Tiemblo pensando en mi responsabilidad al escribir sobre semejante tema; pero me anima saber que “Dios es… nuestra fortaleza” y que la Escritura es “útil para enseñar, para redargüir, para corregir, para instruir en justicia, a fin de que el hombre de Dios sea perfecto, enteramente preparado para toda buena obra” (2 Timoteo 3:16-17). Con esta perfecta regla, examinen ustedes todo cuanto pudiera yo escribir, y si algo no pudiera resistir esta prueba, Dios les conceda la gracia, amados hermanos, de ser lo bastante sabios como para rechazarlo.

El Espíritu Santo no dirige con ciegos impulsos y expresiones carentes de inteligencia, sino llenando el entendimiento espiritual de los pensamientos de Dios, tal como están revelados en la Palabra escrita, y obrando sobre los renovados afectos. Es verdad que, en los albores de la Iglesia, había dones de Dios cuyo uso no podía estar ligado a la inteligencia espiritual. Me refiero al don de lenguas (Hechos 2) cuando no había intérpretes y, según parece, como ese don era a ojos humanos más maravilloso que los demás, a los corintios les gustaba mucho usarlo y manifestarlo.
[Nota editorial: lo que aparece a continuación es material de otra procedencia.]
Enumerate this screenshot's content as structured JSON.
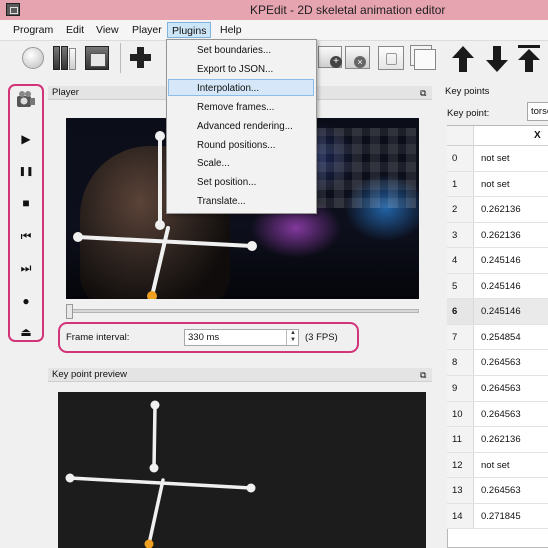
{
  "window": {
    "title": "KPEdit - 2D skeletal animation editor",
    "app_icon": "kpedit-app-icon"
  },
  "menubar": {
    "items": [
      "Program",
      "Edit",
      "View",
      "Player",
      "Plugins",
      "Help"
    ],
    "active": "Plugins"
  },
  "plugins_menu": {
    "items": [
      "Set boundaries...",
      "Export to JSON...",
      "Interpolation...",
      "Remove frames...",
      "Advanced rendering...",
      "Round positions...",
      "Scale...",
      "Set position...",
      "Translate..."
    ],
    "highlighted": "Interpolation..."
  },
  "toolbar": {
    "icons": [
      "new-frame-icon",
      "library-icon",
      "import-image-icon",
      "add-keypoint-icon",
      "add-frame-icon",
      "remove-frame-icon",
      "clear-frame-icon",
      "copy-frame-icon",
      "arrow-up-icon",
      "arrow-down-icon",
      "arrow-top-icon"
    ]
  },
  "playback_toolbar": {
    "icons": [
      "camera-icon",
      "play-icon",
      "pause-icon",
      "stop-icon",
      "skip-back-icon",
      "skip-forward-icon",
      "record-icon",
      "eject-icon"
    ],
    "glyphs": [
      "▶",
      "❚❚",
      "■",
      "⏮",
      "⏭",
      "●",
      "⏏"
    ],
    "highlight_color": "#d2347a"
  },
  "player": {
    "title": "Player",
    "dock_glyph": "⧉",
    "frame_interval_label": "Frame interval:",
    "frame_interval_value": "330 ms",
    "fps_label": "(3 FPS)",
    "spin_up": "▲",
    "spin_down": "▼"
  },
  "preview": {
    "title": "Key point preview",
    "dock_glyph": "⧉"
  },
  "keypoints": {
    "title": "Key points",
    "key_point_label": "Key point:",
    "key_point_value": "torso",
    "column_header": "X",
    "rows": [
      {
        "index": "0",
        "x": "not set"
      },
      {
        "index": "1",
        "x": "not set"
      },
      {
        "index": "2",
        "x": "0.262136"
      },
      {
        "index": "3",
        "x": "0.262136"
      },
      {
        "index": "4",
        "x": "0.245146"
      },
      {
        "index": "5",
        "x": "0.245146"
      },
      {
        "index": "6",
        "x": "0.245146"
      },
      {
        "index": "7",
        "x": "0.254854"
      },
      {
        "index": "8",
        "x": "0.264563"
      },
      {
        "index": "9",
        "x": "0.264563"
      },
      {
        "index": "10",
        "x": "0.264563"
      },
      {
        "index": "11",
        "x": "0.262136"
      },
      {
        "index": "12",
        "x": "not set"
      },
      {
        "index": "13",
        "x": "0.264563"
      },
      {
        "index": "14",
        "x": "0.271845"
      }
    ],
    "selected_index": "6"
  },
  "colors": {
    "accent": "#d2347a",
    "joint": "#f0f0f0",
    "root_joint": "#f0a020"
  }
}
Por eso les reprende el apóstol: “Doy gracias a Dios que hablo en lenguas más que todos vosotros; pero en la iglesia prefiero hablar cinco palabras con mi entendimiento, para enseñar también a otros, que diez mil palabras en lengua desconocida. Hermanos, no seáis niños en el modo de pensar, sino sed niños en la malicia, pero maduros en el modo de pensar” (1 Corintios 14:18-20). Por lo tanto, lo menos que se puede esperar de los que ejercen un ministerio es que conozcan la Escritura, que disciernan el pensamiento de Dios tal como está revelado en la Palabra. Sin este conocimiento, sin esta inteligencia, ¿qué tendríamos que dar o comunicar? Notemos que tanto el conocimiento como la inteligencia pueden hallarse en algún hermano y no ir acompañado por ningún don de elocuencia, por ninguna aptitud para comunicarlos a los demás.
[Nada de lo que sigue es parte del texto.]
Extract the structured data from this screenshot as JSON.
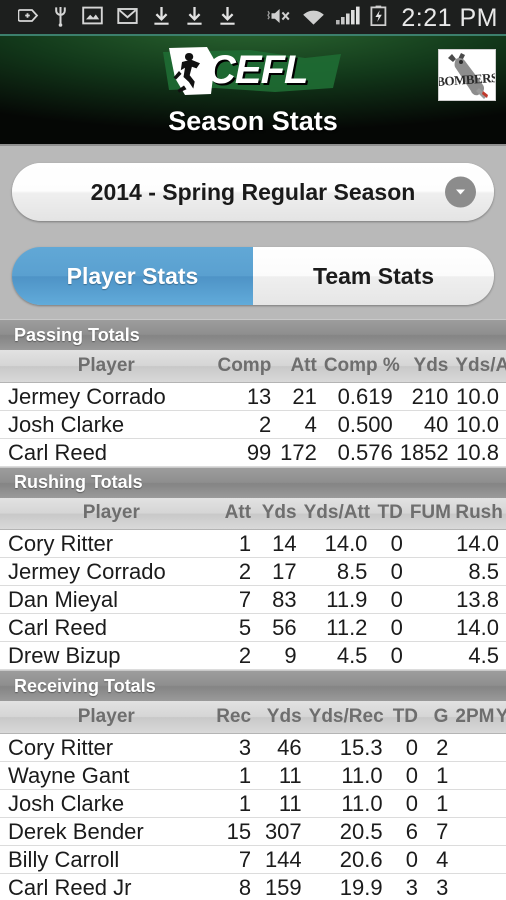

Desde luego que los hijos de Dios no se reúnen en el nombre de Jesús para que se les presente meros pensamientos humanos o para repetir lo que otros han dicho o escrito. Un conocimiento personal de la Escritura y la comprensión de su contenido son ciertamente cosas esenciales en el ministerio de la Palabra. Jesús les dijo: “¿Habéis entendido todas estas cosas? Ellos respondieron: Sí, Señor. Él les dijo: Por eso todo escriba docto en el reino de los cielos es semejante a un padre de familia, que saca de su tesoro cosas nuevas y cosas viejas” (Mateo 13:51-52).

Cuando nuestro Señor estuvo a punto de enviar a sus discípulos para que fuesen sus testigos, “les abrió el entendimiento para que comprendiesen las Escrituras” (Lucas 24:45). Y cuántas veces leemos que, cuando Pablo predicaba a los judíos, hablaba con ellos según las Escrituras (Hechos 17:2-4). Si el apóstol se dirige a los romanos como a cristianos capaces de exhortarse unos a otros, es porque puede decir de ellos: “Pero estoy seguro de vosotros, hermanos míos, de que vosotros mismos estáis llenos de bondad, llenos de todo conocimiento, de tal manera que podéis amonestaros los unos a los otros” (Romanos 15:14).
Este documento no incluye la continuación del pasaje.